There, everyday angels dazzle by the spectacle of unabashed humanity, but their message is the same as the angel who scared the wits out of the shepherds in the Christmas story: “Fear not!”  That’s what I’ve learned from its contemporary counterparts—the rape counselors, the good cops, the nuns, the librarians.  Life will be hard, politics will be mean, money will be scarce, and bluster will be plentiful.  Yet somehow good will be done … So I leave you with good tidings of great joy: those who shun the prevailing winds of cynicism and [rootlessness] can truly fly.

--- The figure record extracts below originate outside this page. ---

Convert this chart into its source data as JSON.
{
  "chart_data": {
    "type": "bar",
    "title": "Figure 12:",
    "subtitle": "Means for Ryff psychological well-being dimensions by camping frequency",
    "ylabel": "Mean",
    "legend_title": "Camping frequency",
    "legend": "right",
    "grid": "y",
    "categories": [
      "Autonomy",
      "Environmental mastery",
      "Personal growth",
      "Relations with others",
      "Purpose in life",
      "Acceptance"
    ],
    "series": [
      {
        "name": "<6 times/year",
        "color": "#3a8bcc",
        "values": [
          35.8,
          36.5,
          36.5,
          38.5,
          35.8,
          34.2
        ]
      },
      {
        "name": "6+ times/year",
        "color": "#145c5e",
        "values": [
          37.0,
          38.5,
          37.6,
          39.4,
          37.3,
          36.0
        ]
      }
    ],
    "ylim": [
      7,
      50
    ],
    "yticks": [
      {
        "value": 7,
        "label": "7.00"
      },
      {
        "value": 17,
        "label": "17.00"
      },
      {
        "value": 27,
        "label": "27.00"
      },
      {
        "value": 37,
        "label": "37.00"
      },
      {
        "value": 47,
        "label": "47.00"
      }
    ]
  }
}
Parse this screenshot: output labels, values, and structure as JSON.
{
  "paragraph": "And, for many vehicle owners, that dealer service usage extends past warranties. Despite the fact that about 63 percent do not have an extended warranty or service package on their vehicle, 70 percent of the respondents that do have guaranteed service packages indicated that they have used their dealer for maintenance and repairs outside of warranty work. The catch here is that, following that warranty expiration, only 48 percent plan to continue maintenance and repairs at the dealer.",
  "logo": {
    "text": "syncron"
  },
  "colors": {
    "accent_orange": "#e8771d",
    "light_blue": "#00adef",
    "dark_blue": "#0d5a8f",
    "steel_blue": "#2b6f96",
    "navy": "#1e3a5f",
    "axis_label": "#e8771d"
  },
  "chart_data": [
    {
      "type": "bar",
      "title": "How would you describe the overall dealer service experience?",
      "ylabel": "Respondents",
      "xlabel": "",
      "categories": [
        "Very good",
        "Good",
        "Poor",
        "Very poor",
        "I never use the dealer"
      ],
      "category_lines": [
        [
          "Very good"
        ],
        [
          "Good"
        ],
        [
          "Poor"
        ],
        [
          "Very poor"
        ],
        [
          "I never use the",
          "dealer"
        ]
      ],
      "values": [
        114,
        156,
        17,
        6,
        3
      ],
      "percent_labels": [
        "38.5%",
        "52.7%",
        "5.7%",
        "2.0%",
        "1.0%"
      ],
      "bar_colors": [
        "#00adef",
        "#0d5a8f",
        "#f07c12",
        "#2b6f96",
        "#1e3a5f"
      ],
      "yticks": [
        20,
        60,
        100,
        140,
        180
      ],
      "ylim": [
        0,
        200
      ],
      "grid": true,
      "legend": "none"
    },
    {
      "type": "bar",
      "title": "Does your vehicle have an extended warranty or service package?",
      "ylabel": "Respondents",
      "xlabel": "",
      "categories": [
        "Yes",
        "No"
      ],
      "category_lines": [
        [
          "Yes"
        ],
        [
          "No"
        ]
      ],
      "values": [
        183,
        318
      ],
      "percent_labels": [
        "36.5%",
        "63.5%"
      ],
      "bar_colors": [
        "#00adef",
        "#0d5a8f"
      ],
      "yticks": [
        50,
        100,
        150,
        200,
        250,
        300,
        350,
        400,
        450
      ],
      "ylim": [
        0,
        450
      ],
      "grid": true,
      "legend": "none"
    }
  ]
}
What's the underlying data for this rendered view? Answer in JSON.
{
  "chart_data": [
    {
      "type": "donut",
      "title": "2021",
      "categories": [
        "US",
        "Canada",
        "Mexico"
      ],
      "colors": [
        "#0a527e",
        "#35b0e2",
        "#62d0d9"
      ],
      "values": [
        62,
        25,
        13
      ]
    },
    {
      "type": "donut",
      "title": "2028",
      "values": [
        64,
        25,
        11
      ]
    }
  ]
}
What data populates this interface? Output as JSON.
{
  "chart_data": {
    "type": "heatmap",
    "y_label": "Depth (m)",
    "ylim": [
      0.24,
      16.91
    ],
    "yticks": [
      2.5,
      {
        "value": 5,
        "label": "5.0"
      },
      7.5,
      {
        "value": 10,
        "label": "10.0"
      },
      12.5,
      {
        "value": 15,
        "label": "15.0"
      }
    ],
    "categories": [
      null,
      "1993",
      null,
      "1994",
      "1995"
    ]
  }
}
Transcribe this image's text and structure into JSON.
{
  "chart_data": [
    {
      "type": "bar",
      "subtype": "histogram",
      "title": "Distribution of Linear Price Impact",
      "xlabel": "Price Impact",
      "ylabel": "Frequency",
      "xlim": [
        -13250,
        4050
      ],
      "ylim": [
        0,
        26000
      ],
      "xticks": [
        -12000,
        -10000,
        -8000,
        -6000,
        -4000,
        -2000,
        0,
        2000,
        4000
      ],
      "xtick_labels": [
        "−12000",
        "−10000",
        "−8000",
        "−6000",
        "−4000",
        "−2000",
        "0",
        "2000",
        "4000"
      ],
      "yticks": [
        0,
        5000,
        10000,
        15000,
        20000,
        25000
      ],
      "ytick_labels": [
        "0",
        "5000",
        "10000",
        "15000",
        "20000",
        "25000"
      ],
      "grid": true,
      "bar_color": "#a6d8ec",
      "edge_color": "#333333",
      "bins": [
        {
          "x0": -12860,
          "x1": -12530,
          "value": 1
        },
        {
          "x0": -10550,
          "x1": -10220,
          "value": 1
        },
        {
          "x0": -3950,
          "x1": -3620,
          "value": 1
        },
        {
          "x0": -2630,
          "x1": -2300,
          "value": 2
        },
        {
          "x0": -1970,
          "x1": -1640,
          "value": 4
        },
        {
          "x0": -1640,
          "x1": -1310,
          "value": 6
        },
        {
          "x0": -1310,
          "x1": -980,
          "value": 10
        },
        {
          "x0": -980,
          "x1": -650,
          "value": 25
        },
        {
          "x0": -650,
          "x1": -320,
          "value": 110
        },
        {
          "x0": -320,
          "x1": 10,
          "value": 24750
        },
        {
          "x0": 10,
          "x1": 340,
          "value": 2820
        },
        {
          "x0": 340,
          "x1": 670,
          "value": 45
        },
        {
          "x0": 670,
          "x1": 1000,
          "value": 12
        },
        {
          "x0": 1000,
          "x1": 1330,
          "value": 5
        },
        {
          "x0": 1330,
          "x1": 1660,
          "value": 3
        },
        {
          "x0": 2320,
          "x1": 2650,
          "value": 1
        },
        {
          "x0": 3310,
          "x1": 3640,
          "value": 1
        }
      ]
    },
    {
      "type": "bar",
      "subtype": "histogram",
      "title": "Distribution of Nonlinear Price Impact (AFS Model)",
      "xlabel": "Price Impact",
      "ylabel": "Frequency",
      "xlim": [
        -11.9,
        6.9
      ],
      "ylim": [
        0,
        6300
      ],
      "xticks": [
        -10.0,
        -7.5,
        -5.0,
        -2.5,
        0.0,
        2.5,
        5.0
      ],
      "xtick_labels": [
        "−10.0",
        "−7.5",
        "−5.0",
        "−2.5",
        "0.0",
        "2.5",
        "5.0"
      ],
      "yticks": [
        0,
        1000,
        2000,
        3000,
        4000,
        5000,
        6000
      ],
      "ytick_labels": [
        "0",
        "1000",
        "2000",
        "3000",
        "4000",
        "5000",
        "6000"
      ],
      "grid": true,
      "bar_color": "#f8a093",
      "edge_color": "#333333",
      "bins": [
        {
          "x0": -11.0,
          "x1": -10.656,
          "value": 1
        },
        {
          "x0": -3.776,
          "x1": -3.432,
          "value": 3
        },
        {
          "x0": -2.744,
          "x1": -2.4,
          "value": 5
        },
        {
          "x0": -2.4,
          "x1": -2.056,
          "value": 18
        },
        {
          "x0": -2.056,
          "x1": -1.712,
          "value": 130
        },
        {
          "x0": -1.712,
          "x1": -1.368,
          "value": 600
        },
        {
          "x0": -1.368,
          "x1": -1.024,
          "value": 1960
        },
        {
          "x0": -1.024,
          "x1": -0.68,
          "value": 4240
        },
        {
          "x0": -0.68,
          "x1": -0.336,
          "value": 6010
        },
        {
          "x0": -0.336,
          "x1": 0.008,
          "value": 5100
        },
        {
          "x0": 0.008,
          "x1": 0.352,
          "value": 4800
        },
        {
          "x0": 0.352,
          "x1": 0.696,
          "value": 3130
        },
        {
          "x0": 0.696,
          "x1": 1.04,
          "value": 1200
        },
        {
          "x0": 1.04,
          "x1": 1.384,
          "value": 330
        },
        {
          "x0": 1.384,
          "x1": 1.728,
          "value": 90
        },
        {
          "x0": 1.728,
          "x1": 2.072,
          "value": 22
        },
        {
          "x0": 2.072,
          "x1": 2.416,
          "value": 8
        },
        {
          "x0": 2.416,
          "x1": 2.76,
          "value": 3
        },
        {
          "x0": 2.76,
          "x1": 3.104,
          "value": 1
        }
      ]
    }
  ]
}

So be it.  God calls us to oneness in Christ—to a ministry of love, peace, justice, goodness and kindness, where the kingdom of God breaks open, you can feel God’s mighty power and God’s grace, you can hear the brush of angel wings, and see glory on each face!  Let us pray:

O Giver of every good and perfect gift, we thank you for the gift of life, the freedom of worship, and the invitation to share in your love.  You call us to courageous discipleship, but come to us when we fall short.  You offer us the heart of Jesus, but we often choose the cunning of Judas.  Still, you won’t give up on us!  Empty our cups of poisonous pride and pour into our hearts and minds the sweet wine of wonder and worship, gratitude and grace, humility and hope.  And teach us to hear and believe and share the good news of Jesus Christ.  Amen.

 

Hi-nei ma-tov u-ma na-im Sheh-vet a-chim gamy a-chad.

 

How good it is, and how pleasant, Whenever we dwell together in unity.